Notebook¶
Man‐made satellites operating in medium‐ and high‐altitude Earth orbits are continuously exposed to hazardous space radiation originated from different sources. A major contributor to such hazardous environment are the relativistic electron population trapped within Earth’s outer Van Allen belt. Electrons are deemed relativistic when they contain energies comparable to and/or larger than their rest energy of 0.511 megaelectron‐volt (MeV). Due to their high penetration capability, these MeV electrons are difficult to be fully stopped by normal shielding. Given that the successful NASA Van Allen Probes mission, also known as RBSP (Mauk et al., 2013), ended in October 2019, the need of reliable forecasting models for MeV electrons becomes compelling once again due to the absence of in situ measurements.

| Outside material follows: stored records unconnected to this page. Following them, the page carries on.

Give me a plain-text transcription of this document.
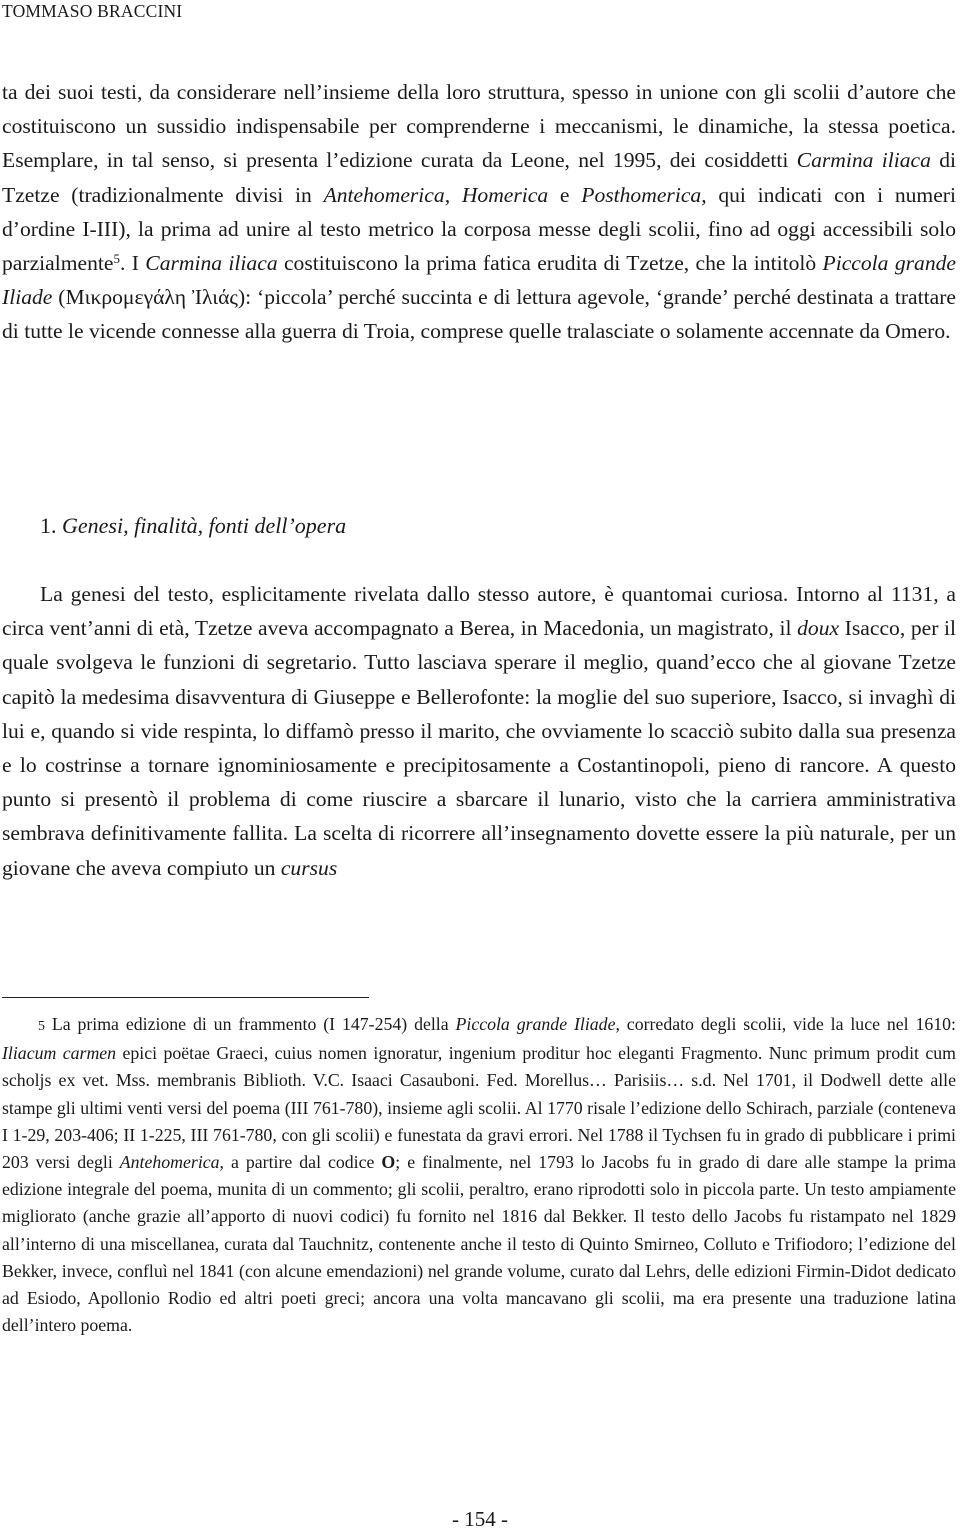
TOMMASO BRACCINI

ta dei suoi testi, da considerare nell’insieme della loro struttura, spesso in unione con gli scolii d’autore che costituiscono un sussidio indispensabile per comprenderne i meccanismi, le dinamiche, la stessa poetica. Esemplare, in tal senso, si presenta l’edizione curata da Leone, nel 1995, dei cosiddetti Carmina iliaca di Tzetze (tradizionalmente divisi in Antehomerica, Homerica e Posthomerica, qui indicati con i numeri d’ordine I-III), la prima ad unire al testo metrico la corposa messe degli scolii, fino ad oggi accessibili solo parzialmente$^5$. I Carmina iliaca costituiscono la prima fatica erudita di Tzetze, che la intitolò Piccola grande Iliade (Μικρομεγάλη Ἰλιάς): ‘piccola’ perché succinta e di lettura agevole, ‘grande’ perché destinata a trattare di tutte le vicende connesse alla guerra di Troia, comprese quelle tralasciate o solamente accennate da Omero.

1. Genesi, finalità, fonti dell’opera

La genesi del testo, esplicitamente rivelata dallo stesso autore, è quantomai curiosa. Intorno al 1131, a circa vent’anni di età, Tzetze aveva accompagnato a Berea, in Macedonia, un magistrato, il doux Isacco, per il quale svolgeva le funzioni di segretario. Tutto lasciava sperare il meglio, quand’ecco che al giovane Tzetze capitò la medesima disavventura di Giuseppe e Bellerofonte: la moglie del suo superiore, Isacco, si invaghì di lui e, quando si vide respinta, lo diffamò presso il marito, che ovviamente lo scacciò subito dalla sua presenza e lo costrinse a tornare ignominiosamente e precipitosamente a Costantinopoli, pieno di rancore. A questo punto si presentò il problema di come riuscire a sbarcare il lunario, visto che la carriera amministrativa sembrava definitivamente fallita. La scelta di ricorrere all’insegnamento dovette essere la più naturale, per un giovane che aveva compiuto un cursus

5 La prima edizione di un frammento (I 147-254) della Piccola grande Iliade, corredato degli scolii, vide la luce nel 1610: Iliacum carmen epici poëtae Graeci, cuius nomen ignoratur, ingenium proditur hoc eleganti Fragmento. Nunc primum prodit cum scholjs ex vet. Mss. membranis Biblioth. V.C. Isaaci Casauboni. Fed. Morellus… Parisiis… s.d. Nel 1701, il Dodwell dette alle stampe gli ultimi venti versi del poema (III 761-780), insieme agli scolii. Al 1770 risale l’edizione dello Schirach, parziale (conteneva I 1-29, 203-406; II 1-225, III 761-780, con gli scolii) e funestata da gravi errori. Nel 1788 il Tychsen fu in grado di pubblicare i primi 203 versi degli Antehomerica, a partire dal codice O; e finalmente, nel 1793 lo Jacobs fu in grado di dare alle stampe la prima edizione integrale del poema, munita di un commento; gli scolii, peraltro, erano riprodotti solo in piccola parte. Un testo ampiamente migliorato (anche grazie all’apporto di nuovi codici) fu fornito nel 1816 dal Bekker. Il testo dello Jacobs fu ristampato nel 1829 all’interno di una miscellanea, curata dal Tauchnitz, contenente anche il testo di Quinto Smirneo, Colluto e Trifiodoro; l’edizione del Bekker, invece, confluì nel 1841 (con alcune emendazioni) nel grande volume, curato dal Lehrs, delle edizioni Firmin-Didot dedicato ad Esiodo, Apollonio Rodio ed altri poeti greci; ancora una volta mancavano gli scolii, ma era presente una traduzione latina dell’intero poema.

- 154 -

In this notebook, we use a machine learning approach to forecast the fluxes of one MeV electrons in Earth’s outer radiation belt using as input measurements of precipitating electrons together with upstream solar wind speeds. We use linear regression from the Scikit-Learn, as well as a model created with TensorFlow.
The analysis that follows is a small subset of the work published in Pires de Lima et al. (2020): Forecasting Megaelectron‐Volt Electrons Inside Earth’s Outer Radiation Belt: PreMevE 2.0 Based on Supervised Machine Learning Algorithms. If you use any of this code, we ask that you cite Pires de Lima et al. (2020).
Here is a video that talks about the radiation belts:
from IPython.display import YouTubeVideo
YouTubeVideo("CKlho5eXuLQ")
To perform the forecasting analysis, we’ll look at data from three main sources:
OMNI
This data set includes the geomagnetic disturbance index Dst and upstream solar wind conditions.
POES
These are measurements from low-Earth-orbit satellite POES-15 for electrons with different energies.
RBSP
RBSP measurements are the target of the model–the 1 MeV electrons.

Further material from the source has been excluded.